Números que assombram: em cinco meses, sem licitação, Santa Rita gastou mais com lixo do que Campina Grande, com uma população três vezes maior

06:44 Manno Costa 0 Comments



Os números são gritantes.

Nos cinco primeiros meses de 2017, ou seja, de Janeiro a Maio, Emerson Panta pagou pelo lixo de Santa Rita o equivalente ao que Romero Rodrigues pagou pela coleta de resíduos de Campina Grande, com uma população três vezes maior que a nossa.

Santa Rita possui 135 mil habitantes.

Campina Grande tem 405 mil habitantes.

Com a capacidade de produzir, ao mesmo tempo, três vezes mais lixo que Santa Rita.

Acompanhe os gastos dos dois municípios com a coleta de lixo, entre Janeiro e Maio deste ano:

CAMPINA GRANDE (405 mil habitantes):

- Aterro sanitário: R$ 2.442.821,00
- Light Engenharia: R$ 4.800.523,60

TOTAL: 7.243.344,60


SANTA RITA (135 mil habitantes):

- Aterro sanitário: R$ 1.138.012,98
- Geo Urbana: R$ 3.136.623,39
- Servcol: R$ 3.440.383,19

TOTAL: R$ 7.715018,66


Santa Rita gastou em cinco meses mais de R$ 1,7 milhão em relação a Campina Grande com um terço da sua população, só com coleta.

A coisa fica pior se levarmos em consideração que Santa Rita produz metade do lixo de Campina.
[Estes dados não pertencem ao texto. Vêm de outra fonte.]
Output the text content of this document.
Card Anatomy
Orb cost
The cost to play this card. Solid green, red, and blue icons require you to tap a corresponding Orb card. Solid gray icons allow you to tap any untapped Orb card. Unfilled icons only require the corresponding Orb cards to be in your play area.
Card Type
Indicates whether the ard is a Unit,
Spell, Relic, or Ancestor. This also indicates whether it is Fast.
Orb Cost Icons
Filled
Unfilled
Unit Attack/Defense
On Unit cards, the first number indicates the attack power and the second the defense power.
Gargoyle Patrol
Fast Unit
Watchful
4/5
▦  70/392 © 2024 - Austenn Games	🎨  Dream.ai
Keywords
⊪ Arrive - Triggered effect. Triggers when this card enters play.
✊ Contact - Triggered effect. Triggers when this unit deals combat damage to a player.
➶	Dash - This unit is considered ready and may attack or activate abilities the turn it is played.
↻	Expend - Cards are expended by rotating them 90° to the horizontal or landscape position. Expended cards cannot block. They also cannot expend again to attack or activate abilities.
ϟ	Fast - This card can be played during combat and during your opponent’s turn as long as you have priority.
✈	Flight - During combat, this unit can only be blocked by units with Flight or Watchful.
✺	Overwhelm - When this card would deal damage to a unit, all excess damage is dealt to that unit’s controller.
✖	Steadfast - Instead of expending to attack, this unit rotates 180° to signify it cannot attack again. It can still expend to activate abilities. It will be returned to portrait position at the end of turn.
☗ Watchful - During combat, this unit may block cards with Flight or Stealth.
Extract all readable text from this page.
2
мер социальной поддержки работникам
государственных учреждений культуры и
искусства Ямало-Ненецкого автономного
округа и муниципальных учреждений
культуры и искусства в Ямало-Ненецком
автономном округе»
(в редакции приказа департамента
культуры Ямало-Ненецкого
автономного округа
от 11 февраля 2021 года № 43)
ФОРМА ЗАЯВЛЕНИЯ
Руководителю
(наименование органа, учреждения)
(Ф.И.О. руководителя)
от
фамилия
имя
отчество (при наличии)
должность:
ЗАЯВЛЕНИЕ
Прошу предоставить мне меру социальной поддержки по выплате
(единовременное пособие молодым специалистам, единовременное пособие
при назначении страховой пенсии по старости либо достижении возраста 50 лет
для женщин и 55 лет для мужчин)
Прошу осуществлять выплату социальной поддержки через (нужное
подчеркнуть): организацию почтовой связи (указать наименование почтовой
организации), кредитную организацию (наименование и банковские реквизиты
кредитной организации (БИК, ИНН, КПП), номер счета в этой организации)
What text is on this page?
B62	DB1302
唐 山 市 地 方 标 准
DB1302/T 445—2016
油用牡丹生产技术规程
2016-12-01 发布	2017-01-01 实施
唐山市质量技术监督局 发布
É quando a situação complica.
               
Basta fazer o comparativo dos números dos gastos que as duas cidades fazem com o aterro sanitário e se perceberá facilmente que a Rainha dos Canaviais produz metade dos resíduos produzidos na Rainha da Borborema.

Para se entender, o lixo é "medido" e pago pelo peso, logo, pelos valores pagos se constata o tamanho da discrepância.

Sem levarmos em consideração os novos contratos que Panta fez no início de Junho quando superavitou em 50% os valores com as duas empresas já contratadas desde Janeiro, sem licitar absolutamente nada, elevando o gasto de Santa Rita com o lixo para mais de R$ 16 milhões, até o final do ano.

O erário santarritense vive de pagar o lixo mais caro da Paraíba, enquanto direitos são usurpados todos os dias, de servidores e da população, com seu acesso aos serviços públicos negado ou simplesmente ignorado.


Enquanto a cidade padece da falta do atendimento primário de demandas, os cofres sangram para agradar aos diversos interesses da gestão Panta, longe, bem longe, dos interesses da população.